Our Spring 2025 Book Club Selection: Earth Emotions; New Words for New Worlds
I would love to introduce you to a book that truly shifted something in me. It gave me a whole portal of words that described both the negative eco-grief that I was carrying and also gave name to the new life-affirming relational culture many of us are nourishing and leading towards—a vernacular for our radical imagination.
It is more important than ever that we continue to lean in and feel the full spectrum of emotions in this current moment, however uncomfortable they may be. That's why it's also helpful to have new vocabulary to speak to these very specific emotions felt in the shadow of empire. Otherwise, we risk apathy that leads to moral injury.
Albrecht's book Earth Emotions opens a doorway to the many new words needed to describe the full range of our emotional responses to the world's emergent state.
We need this creation of a lexicon of positive and negative emotions to extract ourselves from environmental desolation and reignite our millennia-old biophilia love of life for our home planet. He proposes a dramatic change from the current human-dominated Anthropocene era to one that will be founded, materially, ethically, politically, and spiritually, on the revolution in thinking that is delivered by contemporary symbiotic science and Indigenous wisdom. Albrecht names this period the Symbiocene.
"The battle between the forces of destruction and the forces of creation will be won by Generation Symbiocene, and Earth Emotions presents an ethical and emotional odyssey for that victory. In order to get out of the Anthropocene, humans will need generational change. I will make the case that Generation Symbiocene (Gen S) will arise from within the ranks of all of the post-boomer generations (Gens) as the need for a new human identity, built on common Symbiocene principles, politics, and ethics, becomes clear."
Here is how our Book Club will work:
Our Interactive Book Club is for paid subscribers of Re-Seeding Imaginations.
April:
We will gather our books and begin to read.
Rowen will start a message thread so that we can begin to gather questions, curiosities, and talking points for our live book club discussion.
May:
We will host one live 90-minute Book Club discussion circle virtually via Zoom, which will be recorded for replay. I facilitate using an interactive virtual approach that works for introverts, extroverts, and anyone in between. This will be a safe and brave space for all who want to join us.
We will create a voting poll for the live session so we can get as many as can make it to the live discussion circle.
June:
We will host a second live 90-minute Book Club discussion circle, virtually via Zoom.
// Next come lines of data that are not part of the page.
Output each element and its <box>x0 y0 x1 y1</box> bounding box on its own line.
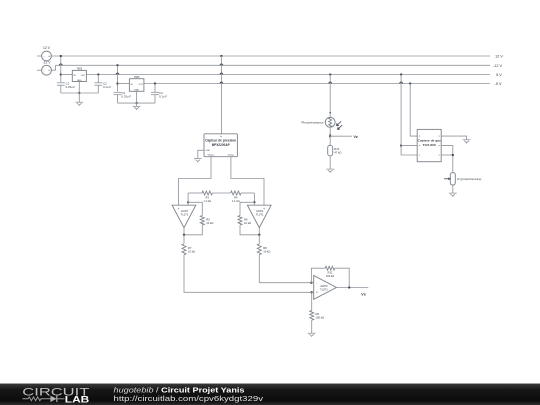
wire AOP1 inv input to R3 chain <box>187 193 189 202</box>
junction sensor supply on 12V rail <box>220 55 222 57</box>
wire AOP3 inv stub <box>311 282 313 284</box>
wire AOP3 output <box>336 287 368 289</box>
svg-text:Capteur de gaz: Capteur de gaz <box>418 138 441 142</box>
pressure sensor U3 MPX2200AP <box>204 134 237 157</box>
wire +5V rail <box>86 74 490 76</box>
ground symbol under U2 <box>136 103 138 106</box>
svg-text:+: + <box>178 207 180 211</box>
svg-text:OUT: OUT <box>138 84 143 86</box>
wire U2 GND down <box>136 91 138 103</box>
svg-text:R9: R9 <box>316 312 320 316</box>
resistor R8 <box>257 244 261 255</box>
voltage source V2 -12 V <box>42 65 52 75</box>
svg-text:OUT: OUT <box>81 75 86 77</box>
wire hop over 5V rail <box>116 73 119 74</box>
svg-text:TL071: TL071 <box>181 213 189 217</box>
resistor R3 <box>202 191 212 195</box>
wire U3 Voltage+ to AOP1 <box>179 157 212 206</box>
svg-text:0.1u F: 0.1u F <box>103 85 111 89</box>
svg-text:-: - <box>316 281 317 285</box>
wire feedback up <box>311 268 325 283</box>
junction C4 on -5V rail <box>154 82 156 84</box>
svg-text:10 kΩ: 10 kΩ <box>244 221 251 225</box>
svg-text:-12 V: -12 V <box>42 61 51 65</box>
svg-text:-: - <box>254 207 255 211</box>
svg-text:12 V: 12 V <box>43 46 51 50</box>
potentiometer wiper arrow <box>444 178 450 180</box>
wire -12V rail to U2 input <box>117 65 119 83</box>
svg-text:Voltage-: Voltage- <box>228 154 235 157</box>
svg-text:Ve: Ve <box>353 135 357 139</box>
svg-text:100 kΩ: 100 kΩ <box>326 274 334 278</box>
wire AOP2 output to R8 <box>258 235 260 244</box>
regulator U1 7805 <box>72 70 86 81</box>
capacitor C2 <box>94 82 102 84</box>
wire -5V rail <box>144 83 490 85</box>
wire U1 GND down <box>78 82 80 94</box>
svg-text:0.1u F: 0.1u F <box>159 94 167 98</box>
wire AOP2 inv input to R6 <box>240 202 254 215</box>
wire AOP1 inv input to R5 <box>188 202 202 215</box>
junction AOP3 output feedback <box>348 286 350 288</box>
capacitor C4 <box>151 91 159 93</box>
wire hop over -12V rail <box>220 64 223 65</box>
wire U2 ground bus <box>118 102 156 104</box>
svg-text:47 kΩ: 47 kΩ <box>334 151 341 155</box>
svg-text:5 V: 5 V <box>496 73 502 77</box>
svg-text:TL071: TL071 <box>256 213 264 217</box>
voltage source V1 12 V <box>42 51 52 61</box>
svg-text:+: + <box>48 69 50 73</box>
svg-text:-5 V: -5 V <box>495 82 502 86</box>
svg-text:AOP3: AOP3 <box>320 284 328 288</box>
resistor R10 (box style) <box>328 145 333 155</box>
wire hop over -5V rail <box>220 82 223 83</box>
svg-text:TL071: TL071 <box>320 287 328 291</box>
photoresistor arrows <box>336 121 341 125</box>
junction gas sensor -5V supply <box>409 82 411 84</box>
wire +12V rail <box>51 55 491 57</box>
wire 12V rail to pressure sensor <box>220 56 222 134</box>
svg-text:AOP2: AOP2 <box>256 209 264 213</box>
svg-text:R7: R7 <box>188 246 192 250</box>
wire hop over 5V rail <box>220 73 223 74</box>
svg-text:10 kΩ: 10 kΩ <box>188 250 195 254</box>
svg-text:7905: 7905 <box>134 75 140 79</box>
wire AOP2 output <box>258 228 260 235</box>
junction potentiometer node <box>452 154 454 156</box>
svg-text:1.1 kΩ: 1.1 kΩ <box>232 199 240 203</box>
svg-text:R8: R8 <box>263 246 267 250</box>
junction AOP1 inverting input <box>187 201 189 203</box>
wire U1 input <box>61 74 73 76</box>
wire LDR to node Ve <box>329 127 331 136</box>
wire U3 Voltage- to AOP2 <box>231 157 264 206</box>
wire hop over -5V rail <box>329 82 332 83</box>
wire 12V rail to U1 input <box>60 56 62 75</box>
junction AOP3 non-inverting input <box>311 291 313 293</box>
wire AOP2 inverting input stub <box>253 202 255 205</box>
resistor R7 <box>182 244 186 255</box>
potentiometer R (box style) <box>450 173 455 185</box>
junction AOP2 output <box>258 234 260 236</box>
svg-text:Voltage+: Voltage+ <box>207 154 214 157</box>
wire hop over -12V rail <box>59 64 62 65</box>
wire C3 to ground bus <box>117 95 119 104</box>
svg-text:GND: GND <box>134 89 139 91</box>
pin marks U4 <box>419 136 420 137</box>
ground symbol under R9 <box>308 332 316 334</box>
svg-text:Capteur de pression: Capteur de pression <box>205 139 236 143</box>
wire -12V rail <box>56 64 491 66</box>
svg-text:R (potentiomètre): R (potentiomètre) <box>457 177 481 181</box>
svg-text:R6: R6 <box>244 218 248 222</box>
svg-text:12 V: 12 V <box>495 55 503 59</box>
wire hop over -5V rail <box>400 82 403 83</box>
wire to gas sensor pin 3 <box>401 146 417 155</box>
logo diode symbol <box>50 396 56 402</box>
ground symbol under R10 <box>326 168 334 170</box>
resistor R12 feedback <box>325 266 335 270</box>
wire potentiometer to ground <box>452 185 454 193</box>
junction gas sensor supply on 5V rail <box>400 73 402 75</box>
svg-text:0.33u F: 0.33u F <box>122 94 132 98</box>
wire 5V rail to photoresistor <box>329 75 331 118</box>
junction LDR supply on 5V rail <box>329 73 331 75</box>
gas sensor U4 TGS 800 <box>417 129 441 161</box>
wire chain down to AOP2 inv input <box>253 193 255 202</box>
svg-text:R10: R10 <box>334 147 339 151</box>
capacitor C1 <box>57 82 65 84</box>
wire AOP3 non-inv stub <box>312 291 314 293</box>
svg-text:+: + <box>316 291 318 295</box>
svg-text:10 kΩ: 10 kΩ <box>263 250 270 254</box>
resistor R4 <box>231 191 241 195</box>
svg-text:LAB: LAB <box>65 394 90 404</box>
wire C4 top leg <box>154 84 156 93</box>
wire to gas sensor pin 2 <box>401 145 417 147</box>
svg-text:R4: R4 <box>234 195 238 199</box>
svg-text:Photorésistance: Photorésistance <box>301 121 323 125</box>
svg-text:R3: R3 <box>206 195 210 199</box>
wire V2 to -12V rail <box>51 65 55 70</box>
wire U2 input <box>118 83 130 85</box>
junction AOP3 inverting input <box>310 282 312 284</box>
svg-text:GND: GND <box>206 150 211 152</box>
junction on 12V rail <box>60 55 62 57</box>
banner background <box>0 384 540 405</box>
wire feedback to output <box>335 268 349 287</box>
ground symbol under U1 <box>78 93 80 102</box>
wire R3 to R4 <box>212 192 230 194</box>
regulator U2 7905 <box>129 79 144 92</box>
svg-text:R5: R5 <box>206 218 210 222</box>
wire R4 chain right <box>241 192 254 194</box>
svg-text:7805: 7805 <box>76 66 82 70</box>
svg-text:TGS 800: TGS 800 <box>423 143 436 147</box>
wire Ve node down to R10 <box>329 136 331 145</box>
junction C2 on 5V rail <box>97 73 99 75</box>
junction gas sensor middle pin <box>400 144 402 146</box>
svg-text:+: + <box>263 207 265 211</box>
svg-text:100 kΩ: 100 kΩ <box>316 315 325 319</box>
op-amp AOP2 TL071 <box>247 205 271 228</box>
wire AOP3 to R9 <box>311 292 313 310</box>
svg-text:R12: R12 <box>328 271 333 275</box>
wire -5V rail to gas sensor pin 1 <box>410 84 417 137</box>
ground symbol at U3 <box>194 158 202 160</box>
wire R6 to AOP2 output <box>240 225 259 235</box>
svg-text:http://circuitlab.com/cpv6kydg: http://circuitlab.com/cpv6kydgt329v <box>114 394 264 403</box>
svg-text:1.1 kΩ: 1.1 kΩ <box>203 199 211 203</box>
wire C1 to ground bus <box>60 85 62 93</box>
junction U2 ground bus <box>135 102 137 104</box>
wire U3 GND to ground <box>198 150 204 158</box>
wire C2 bottom leg <box>97 85 99 93</box>
wire V2 negative stub <box>37 69 42 71</box>
wire U1 ground bus <box>61 92 99 94</box>
wire C4 bottom leg <box>154 95 156 104</box>
ground symbol right of U4 <box>463 139 471 141</box>
wire AOP1 inverting input stub <box>187 202 189 205</box>
junction on -12V rail <box>116 64 118 66</box>
wire R3 chain left <box>188 192 202 194</box>
resistor R6 <box>238 216 242 226</box>
svg-text:+: + <box>48 54 50 58</box>
junction U2 input node <box>116 82 118 84</box>
svg-text:Vs: Vs <box>361 292 366 296</box>
wire AOP1 output to R7 <box>183 235 185 244</box>
wire R9 to ground <box>311 320 313 333</box>
wire C2 top leg <box>97 75 99 84</box>
wire AOP1 output <box>183 228 185 235</box>
ground symbol under potentiometer <box>449 192 457 194</box>
op-amp AOP3 TL071 <box>314 275 337 299</box>
op-amp AOP1 TL071 <box>172 205 196 228</box>
wire U4 pin6 to potentiometer node <box>441 154 453 156</box>
svg-text:MPX2200AP: MPX2200AP <box>212 143 231 147</box>
svg-text:0.33u F: 0.33u F <box>66 85 76 89</box>
logo schematic squiggle <box>23 397 51 401</box>
resistor R5 <box>200 216 204 226</box>
junction U1 ground bus <box>78 92 80 94</box>
wire V1 negative stub <box>37 55 42 57</box>
junction AOP2 inverting input <box>253 201 255 203</box>
wire R7 to AOP3 non-inverting input <box>184 255 312 293</box>
wire 5V rail to gas sensor <box>400 75 402 146</box>
svg-text:10 kΩ: 10 kΩ <box>206 221 213 225</box>
junction U1 input node <box>60 73 62 75</box>
photoresistor LDR1 <box>325 117 335 127</box>
wire U4 pin5 to potentiometer <box>441 146 453 173</box>
capacitor C3 <box>114 91 122 93</box>
junction AOP1 output <box>183 234 185 236</box>
junction node Ve <box>329 135 331 137</box>
svg-text:AOP1: AOP1 <box>181 209 189 213</box>
svg-text:-12 V: -12 V <box>493 64 503 68</box>
resistor R9 <box>310 310 314 320</box>
wire R10 to ground <box>329 156 331 169</box>
wire node Ve to label <box>330 135 352 137</box>
wire U4 pin4 to ground <box>441 136 466 139</box>
wire R5 to AOP1 output <box>184 225 202 235</box>
wire R8 to AOP3 inverting input <box>259 255 311 283</box>
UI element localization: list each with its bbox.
This will be recorded for replay.
We will vote on the following selection for our Summer 2025 Book Club selection.
I’ve been dreaming of hosting a book club around this book for the last year, and now we get to circle up together. Thank you all for your generous support of “Re-Seeding Imagination” so that we could catalyze these gatherings.
I genuinely look forward to exploring the realms of these new words, seeding new worlds, and using them to hold and name our collective grief so that we can continue to metabolize and compost it into renewed life. What inspirations or curiosities do you have about this book? Feel free to name them in the comments below.
Serendipitous news from the rhizomatic underground: I just had a friend connect me directly with the author Glenn Albrecht, and he extended an offer to be woven into the book club discussion somehow. I will sort out the details with him, but I am thrilled to hear from him. He is working on a second book that moves more deeply into a few themes from this book as well.I will keep you all posted!
I have a letter to the publisher to see if we can get a discount code for book purchases. I will keep you all updated!